Il est reproché à ces minarets d’être non pas un élément architectural d’un édifice religieux mais un outil de propagande, d’endoctrinement, bref quelque chose allant à l’encontre du « vivre ensemble » et du respect des différences. Je tiens à préciser que dans aucun des quatre minarets existant en Suisse un appel à la prière n’est effectué par un muezzin. Alors quoi ? Dites moi vous qui lisez ces lignes et défendez cette votation, dites moi pourquoi les interdire ? Qu’est ce qui les différencie du plus bête clocher ? Ces minarets servent à différentier la mosquée d’un quelconque bâtiment tout comme le clocher pour une église ! Je ne vois aucune raison concrète à leur interdiction : éclairez-moi ! Il n’y a que la peur / la haine du musulman qui a motivé cette interdiction.
Autre réaction inconcevable à mon billet « T’as qu’à dire oui à la burqa tant que tu y es ! ». Voilà, c’est exactement ce genre de réactions qui montre à quel point l’amalgame est vite fait entre la pratique ‘normale’ de l’islam et les dérives de certains extrémistes. Et oui pour certains c’est la même chose ! Un minaret, qui ici ne sert même pas à l’appel à la prière, comparé avec la burqa : mais cela n’a rien à voir bon dieu (expression adéquate ici…).
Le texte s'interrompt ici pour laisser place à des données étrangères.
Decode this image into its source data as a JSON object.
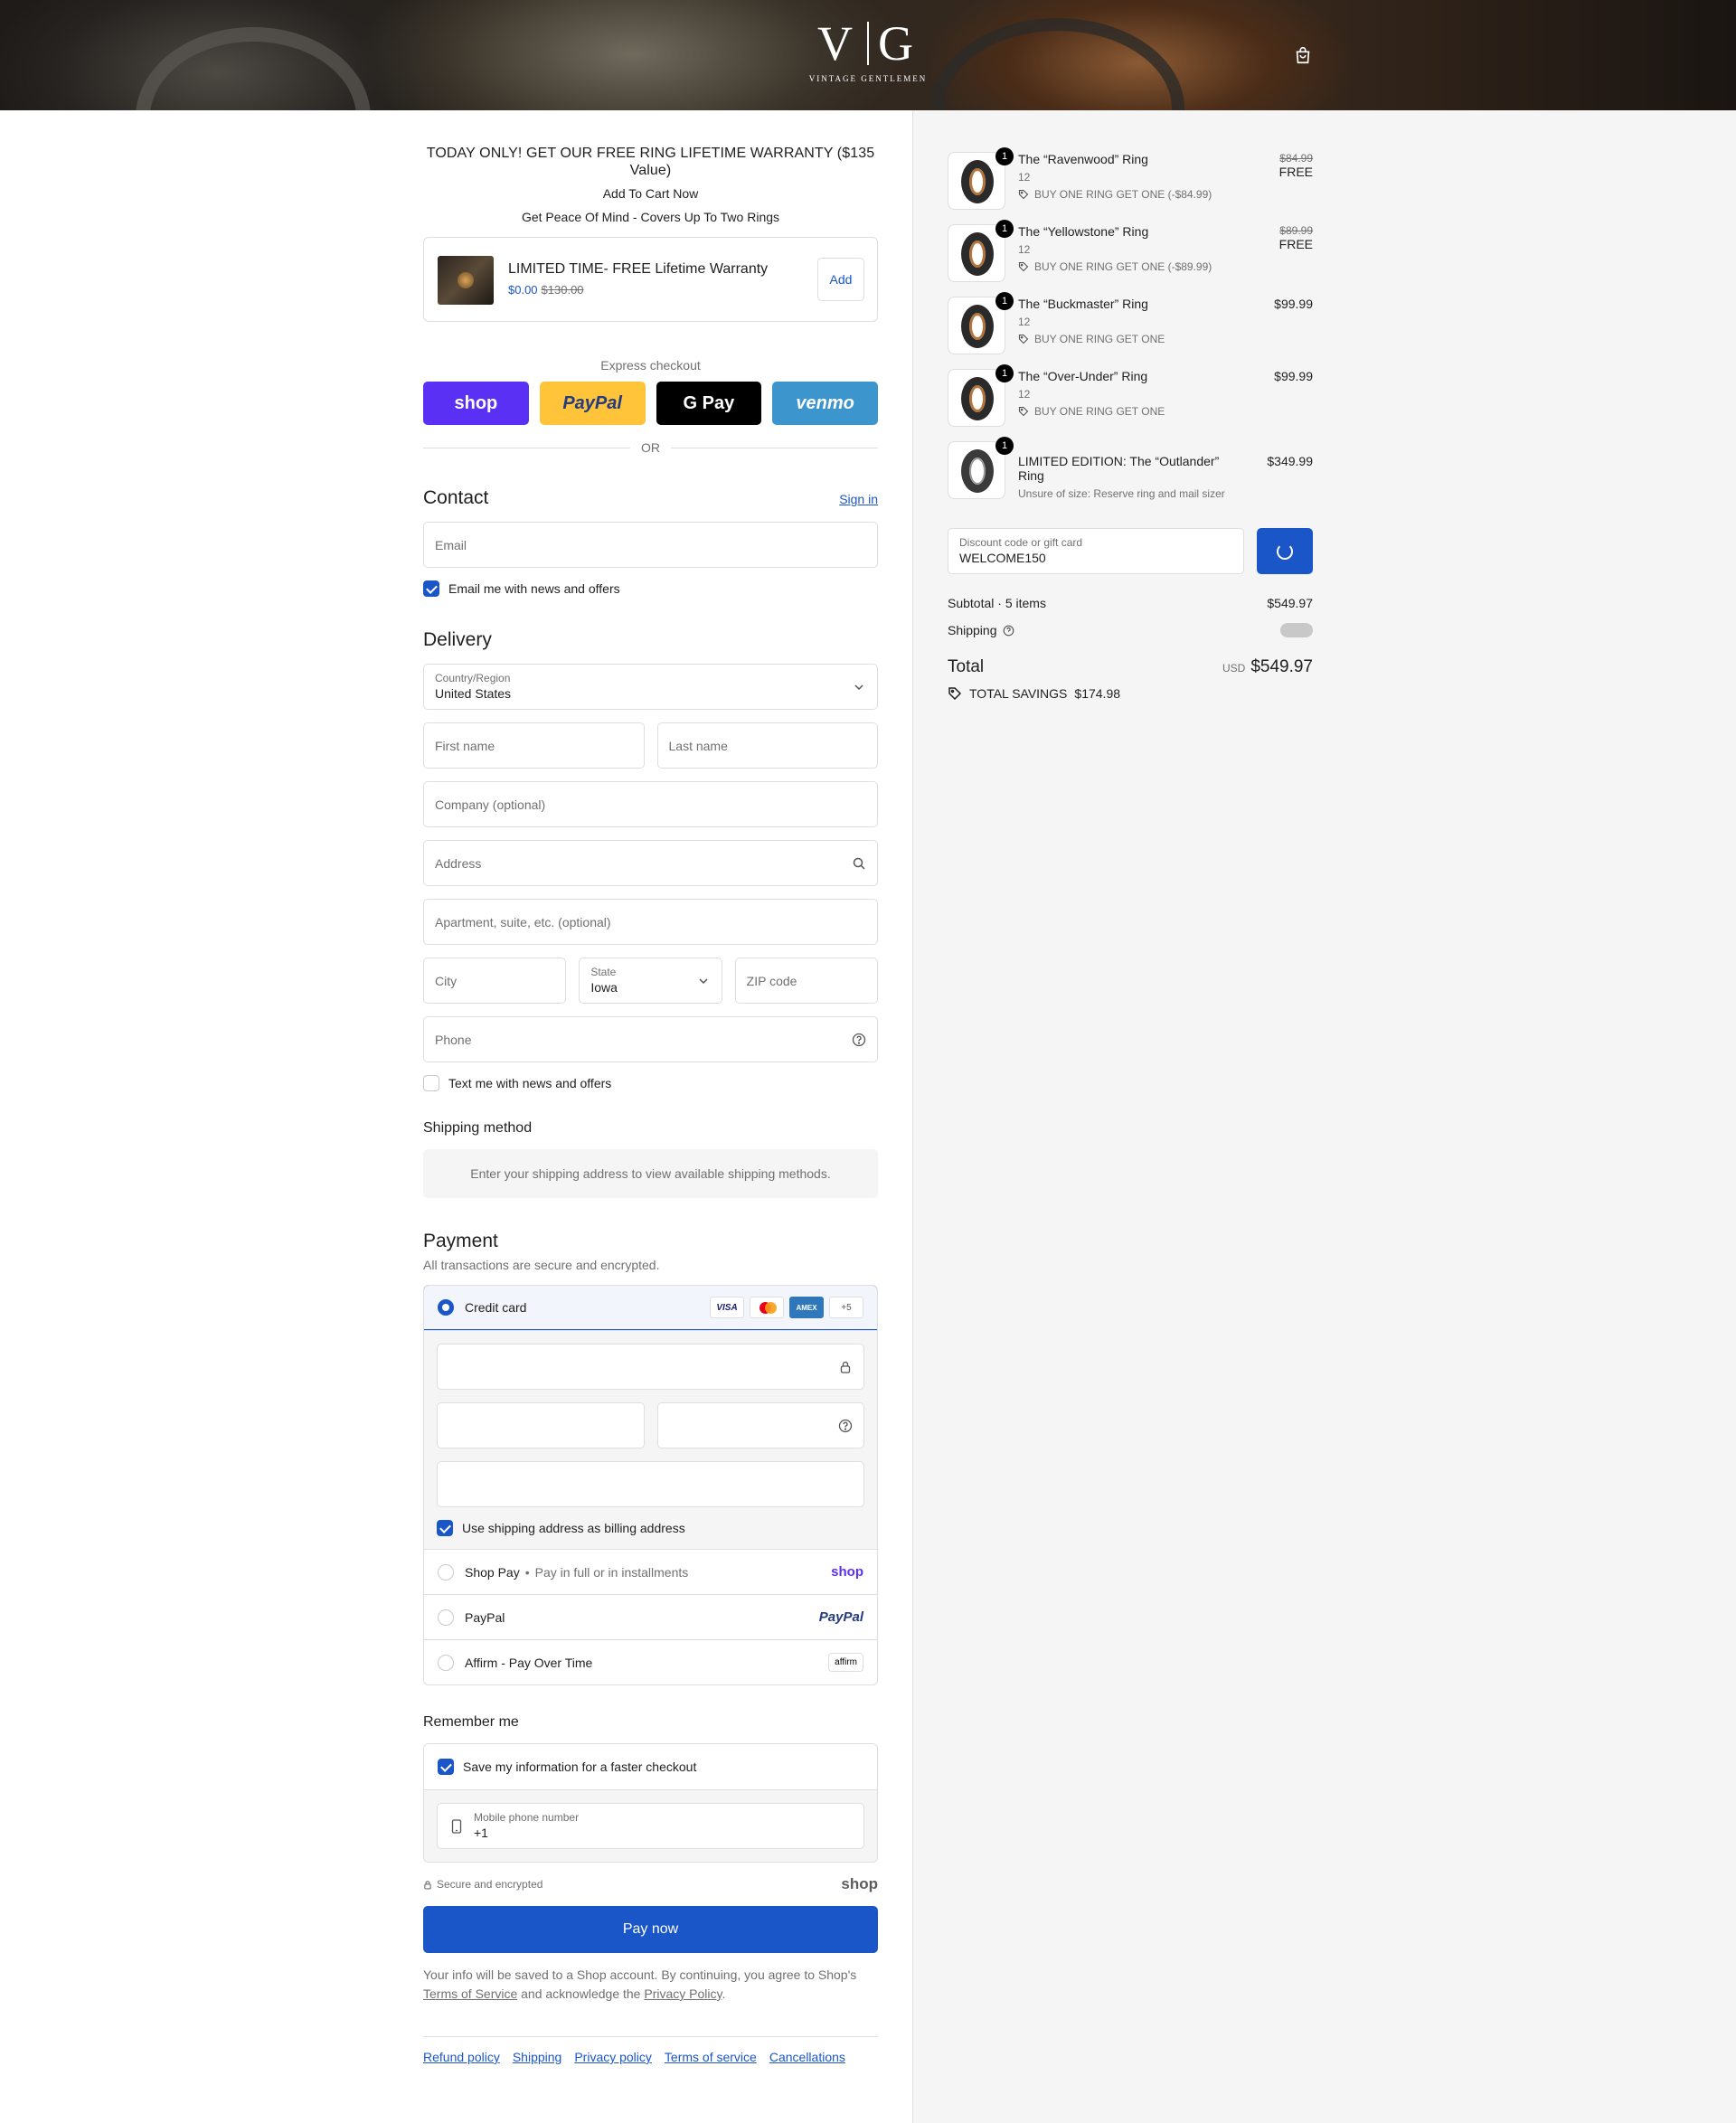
{
  "header": {
    "logo_left": "V",
    "logo_right": "G",
    "logo_sub": "VINTAGE GENTLEMEN"
  },
  "promo": {
    "headline": "TODAY ONLY! GET OUR FREE RING LIFETIME WARRANTY ($135 Value)",
    "line1": "Add To Cart Now",
    "line2": "Get Peace Of Mind - Covers Up To Two Rings"
  },
  "upsell": {
    "title": "LIMITED TIME- FREE Lifetime Warranty",
    "price": "$0.00",
    "compare_price": "$130.00",
    "add_label": "Add"
  },
  "express": {
    "label": "Express checkout",
    "shop": "shop",
    "paypal": "PayPal",
    "gpay": "G Pay",
    "venmo": "venmo",
    "or": "OR"
  },
  "contact": {
    "title": "Contact",
    "sign_in": "Sign in",
    "email_placeholder": "Email",
    "news_label": "Email me with news and offers"
  },
  "delivery": {
    "title": "Delivery",
    "country_label": "Country/Region",
    "country_value": "United States",
    "first_name": "First name",
    "last_name": "Last name",
    "company": "Company (optional)",
    "address": "Address",
    "apartment": "Apartment, suite, etc. (optional)",
    "city": "City",
    "state_label": "State",
    "state_value": "Iowa",
    "zip": "ZIP code",
    "phone": "Phone",
    "text_label": "Text me with news and offers"
  },
  "shipping_method": {
    "title": "Shipping method",
    "note": "Enter your shipping address to view available shipping methods."
  },
  "payment": {
    "title": "Payment",
    "subtitle": "All transactions are secure and encrypted.",
    "credit_card": "Credit card",
    "cards": [
      "VISA",
      "",
      "AMEX",
      "+5"
    ],
    "billing_label": "Use shipping address as billing address",
    "shop_pay": "Shop Pay",
    "shop_pay_sep": "•",
    "shop_pay_note": "Pay in full or in installments",
    "shop_brand": "shop",
    "paypal": "PayPal",
    "paypal_brand": "PayPal",
    "affirm": "Affirm - Pay Over Time",
    "affirm_brand": "affirm"
  },
  "remember": {
    "title": "Remember me",
    "save_label": "Save my information for a faster checkout",
    "phone_label": "Mobile phone number",
    "phone_value": "+1",
    "secure_text": "Secure and encrypted",
    "shop_word": "shop"
  },
  "pay_now": "Pay now",
  "legal": {
    "pre": "Your info will be saved to a Shop account. By continuing, you agree to Shop's",
    "tos": "Terms of Service",
    "mid": "and acknowledge the",
    "privacy": "Privacy Policy",
    "end": "."
  },
  "footer": [
    "Refund policy",
    "Shipping",
    "Privacy policy",
    "Terms of service",
    "Cancellations"
  ],
  "summary": {
    "items": [
      {
        "qty": "1",
        "name": "The “Ravenwood” Ring",
        "size": "12",
        "promo": "BUY ONE RING GET ONE (-$84.99)",
        "old": "$84.99",
        "price": "FREE"
      },
      {
        "qty": "1",
        "name": "The “Yellowstone” Ring",
        "size": "12",
        "promo": "BUY ONE RING GET ONE (-$89.99)",
        "old": "$89.99",
        "price": "FREE"
      },
      {
        "qty": "1",
        "name": "The “Buckmaster” Ring",
        "size": "12",
        "promo": "BUY ONE RING GET ONE",
        "old": "",
        "price": "$99.99"
      },
      {
        "qty": "1",
        "name": "The “Over-Under” Ring",
        "size": "12",
        "promo": "BUY ONE RING GET ONE",
        "old": "",
        "price": "$99.99"
      },
      {
        "qty": "1",
        "name": "LIMITED EDITION: The “Outlander” Ring",
        "size": "Unsure of size: Reserve ring and mail sizer",
        "promo": "",
        "old": "",
        "price": "$349.99"
      }
    ],
    "discount_label": "Discount code or gift card",
    "discount_value": "WELCOME150",
    "subtotal_label": "Subtotal · 5 items",
    "subtotal_value": "$549.97",
    "shipping_label": "Shipping",
    "total_label": "Total",
    "currency": "USD",
    "total_value": "$549.97",
    "savings_label": "TOTAL SAVINGS",
    "savings_value": "$174.98"
  },
  "colors": {
    "accent": "#1a56c8",
    "shop_purple": "#5a31f4",
    "paypal_yellow": "#ffc439",
    "venmo_blue": "#3d95ce"
  }
}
Faisons un parallèle : à quelqu’un qui soutiendrait la construction de clochers je répondrai : T’as qu’à dire oui aux prêtres pédophiles tant que tu y es ! Je n’entrerai pas ici dans le débat sur la burqa, vous me permettrez cependant d’affirmer que je suis contre le port de la burqa, contre son interdiction par la république Française, et contre l’interdiction de la construction de minarets en Suisse, et que je ne trouve aucune contradiction dans ma position.
Considérons un peu maintenant le système de la votation en Suisse : il me semble apparent qu’il montre ici ses limites. Oui, l’idée de démocratie participative est belle, mais quand elle conduit à un tel renfermement des peuples sur eux-mêmes elle devient dangereuse. Un problème du système Suisse est que le nombre minimum de signatures pour l’organisation d’une votation n’a pas évolué avec la démographie : 100 000 signatures suffisent, rapporté au nombre d’habitants (7.4millions) cela fait que 1.35% de la population peuvent permettre la tenue d’une votation sur tout et n’importe quoi.
A partir de là, une méconnaissance de la situation (combien de minaret, appel à la prière ou non) de la propagande (la fameuse affiche) des amalgames (minarets = port de la burqa) des affaires fâcheuses (Kadhafi…) des amalgames encore (Ben Laden, Ahmadinejad..) et l’on en vient à adopter n’importe quoi.
Je trouve dommage (euphémisme…) que Genève, ville de naissance de Rousseau, siège du Conseil des droits de l’Homme, envoie un tel message d’intolérance car c’est bien de cela qu’il s’agit.
Merci à ceux qui voudraient entrer dans le débat de le faire correctement c'est-à-dire en daignant développer leur point de vue au delà d’une phrase laconique.